Грин прикрыл глаза, замер. Кажется, он ничего не чувствовал. Буря внутри улеглась.

– Я не смогу быть с тобой. Нас разделяет судебная система, мораль и прошлое, о котором лучше не вспоминать.

– Я знаю, – неожиданно сказала она. – И ничего не прошу. Просто хочу, чтобы ты знал. Я теряла саму себя по капле всю жизнь. Знаешь, когда впервые надолго выпала из реальности? В больнице. Когда моя Ангела умерла. Тогда у меня пропало почти полгода. Я не знаю, что делала, но врачи говорили – психоз: бросалась на стены, плакала, грозила отомстить. Я не знаю, о чем она говорила с Александром, не знаю, на что настраивала. Мне сказали, он покончил с собой в попытке меня защитить.
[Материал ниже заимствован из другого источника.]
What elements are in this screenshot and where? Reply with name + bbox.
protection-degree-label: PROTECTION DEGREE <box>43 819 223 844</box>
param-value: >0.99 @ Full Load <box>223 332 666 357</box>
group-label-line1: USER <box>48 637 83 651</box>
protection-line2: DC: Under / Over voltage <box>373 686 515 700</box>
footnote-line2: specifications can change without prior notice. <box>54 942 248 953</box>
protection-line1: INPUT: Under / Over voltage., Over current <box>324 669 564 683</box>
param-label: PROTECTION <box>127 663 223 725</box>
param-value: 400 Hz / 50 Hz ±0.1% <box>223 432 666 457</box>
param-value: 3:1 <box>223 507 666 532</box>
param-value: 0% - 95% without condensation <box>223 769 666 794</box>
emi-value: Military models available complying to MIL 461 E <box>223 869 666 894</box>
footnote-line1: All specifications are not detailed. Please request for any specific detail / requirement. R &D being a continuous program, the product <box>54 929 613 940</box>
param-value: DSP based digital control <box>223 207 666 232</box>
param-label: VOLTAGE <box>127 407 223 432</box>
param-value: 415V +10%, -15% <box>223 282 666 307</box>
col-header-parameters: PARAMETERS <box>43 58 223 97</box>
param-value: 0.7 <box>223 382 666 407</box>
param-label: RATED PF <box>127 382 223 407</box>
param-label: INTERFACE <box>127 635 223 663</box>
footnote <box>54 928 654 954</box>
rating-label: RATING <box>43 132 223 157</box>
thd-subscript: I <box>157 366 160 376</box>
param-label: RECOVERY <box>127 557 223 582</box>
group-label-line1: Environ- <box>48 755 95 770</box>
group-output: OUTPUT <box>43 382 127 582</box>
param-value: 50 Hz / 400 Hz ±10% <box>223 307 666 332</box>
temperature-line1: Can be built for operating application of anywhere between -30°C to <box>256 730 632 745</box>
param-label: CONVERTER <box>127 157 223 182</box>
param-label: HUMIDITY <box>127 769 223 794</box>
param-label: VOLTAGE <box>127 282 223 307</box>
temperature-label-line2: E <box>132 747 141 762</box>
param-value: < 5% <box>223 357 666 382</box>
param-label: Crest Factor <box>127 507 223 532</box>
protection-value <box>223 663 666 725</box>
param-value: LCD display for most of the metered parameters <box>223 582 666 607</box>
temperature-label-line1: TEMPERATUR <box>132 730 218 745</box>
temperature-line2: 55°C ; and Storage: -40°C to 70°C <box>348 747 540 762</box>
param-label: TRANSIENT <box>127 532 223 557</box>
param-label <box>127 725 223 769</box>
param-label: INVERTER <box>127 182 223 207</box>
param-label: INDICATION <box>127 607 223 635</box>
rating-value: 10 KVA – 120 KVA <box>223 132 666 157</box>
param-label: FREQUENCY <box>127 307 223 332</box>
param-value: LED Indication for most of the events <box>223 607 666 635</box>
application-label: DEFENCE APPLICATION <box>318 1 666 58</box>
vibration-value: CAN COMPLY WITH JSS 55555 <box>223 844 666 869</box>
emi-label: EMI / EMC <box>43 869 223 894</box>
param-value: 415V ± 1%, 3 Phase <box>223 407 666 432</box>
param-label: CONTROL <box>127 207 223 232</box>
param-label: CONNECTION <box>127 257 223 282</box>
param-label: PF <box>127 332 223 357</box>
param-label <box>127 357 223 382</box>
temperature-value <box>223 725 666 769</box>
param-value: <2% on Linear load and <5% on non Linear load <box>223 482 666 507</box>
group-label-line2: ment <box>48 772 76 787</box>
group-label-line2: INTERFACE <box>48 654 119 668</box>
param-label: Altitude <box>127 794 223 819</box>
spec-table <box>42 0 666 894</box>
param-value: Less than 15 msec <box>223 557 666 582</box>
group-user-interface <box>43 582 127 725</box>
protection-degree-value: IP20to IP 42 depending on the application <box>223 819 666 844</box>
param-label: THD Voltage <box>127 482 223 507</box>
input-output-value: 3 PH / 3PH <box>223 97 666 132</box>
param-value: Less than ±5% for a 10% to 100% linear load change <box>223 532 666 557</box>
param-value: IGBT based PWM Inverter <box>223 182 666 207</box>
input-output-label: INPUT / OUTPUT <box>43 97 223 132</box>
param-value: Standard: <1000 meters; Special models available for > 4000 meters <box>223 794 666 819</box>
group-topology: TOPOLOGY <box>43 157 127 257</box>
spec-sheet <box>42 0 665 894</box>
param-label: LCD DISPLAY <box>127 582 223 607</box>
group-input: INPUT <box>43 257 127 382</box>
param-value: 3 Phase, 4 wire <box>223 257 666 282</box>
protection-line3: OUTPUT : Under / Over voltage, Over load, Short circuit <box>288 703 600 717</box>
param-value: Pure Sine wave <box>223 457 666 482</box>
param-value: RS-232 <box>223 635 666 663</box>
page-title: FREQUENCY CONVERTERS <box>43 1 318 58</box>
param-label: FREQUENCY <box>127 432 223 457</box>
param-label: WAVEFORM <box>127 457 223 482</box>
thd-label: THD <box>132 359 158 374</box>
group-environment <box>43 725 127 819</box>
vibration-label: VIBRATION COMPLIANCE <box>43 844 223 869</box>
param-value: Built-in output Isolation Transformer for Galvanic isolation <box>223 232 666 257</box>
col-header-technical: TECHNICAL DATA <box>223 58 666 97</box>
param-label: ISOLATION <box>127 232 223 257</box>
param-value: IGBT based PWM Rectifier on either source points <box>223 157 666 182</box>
Это правда?

– Он покончил с собой, потому что его застали над трупом маленького ребенка, из которого он делал инсталляцию.

Она отвернулась.

– Это жестоко, – сообщила она. – Жестоко раз за разом напоминать мне о том, что…

– Жестоко? – не выдержал Грин, снова резко выпрямившись. – Ты хотя бы понимаешь значение этого слова? Жестоко – вешать детей. Жестоко – рисовать детской кровью. Жестоко – срезать лица с жертв и швырять их в лицо полиции, втягивая в игру. Все это делают особые люди, страшные люди, люди, которых вообще не должно существовать. Но вы – существуете. А я создан для того, чтобы вас вычислять и ловить.

– Я не убийца, – чуть слышно, но твердо возразила Энн.

– Даже если так, ты часть убийцы. Доктор Баррон говорит, что Эдола – это твоя вторая личность. И что она якобы умерла. Знаешь что? Я в это не верю. Умерла та женщина, которую я по глупости полюбил.

Не дожидаясь ответа, Грин встал, посмотрел на Аурелию яростным взором, ничего не сказал и вышел вон. Его колотило. Радовало только одно: не было боли, сожалений и сомнений. Его сердце билось ровно, хоть и быстро. Он злился. Страшно злился на то, что его заставили пройти через этот глупый фарс. Что доктор Баррон установила? Лишь то, что монстр – прекрасная актриса. Или то, что монстр перевоплотился в Энн. Или то, что он, Грин, не всегда держит лицо.

Выскочив в коридор, он хлопнул дверью, которая вопреки импульсу встала на свое место мягко и бесшумно. Отдалившись от палаты на десяток шагов, детектив прижался лбом к стене и тупо ударил кулаком рядом с головой. Он почти не удивился, когда рядом появилась доктор Баррон. Положив руку ему на плечо, она сжала пальцы, заставляя Грина выпрямиться и посмотреть на нее. Он был выше почти на голову, но сейчас рядом с невозмутимой блондинкой чувствовал себя подростком. Она неуловимо напомнила ему ту, другую. Аксель покачал головой, прогоняя наваждение. Аурелия совсем на нее не похожа.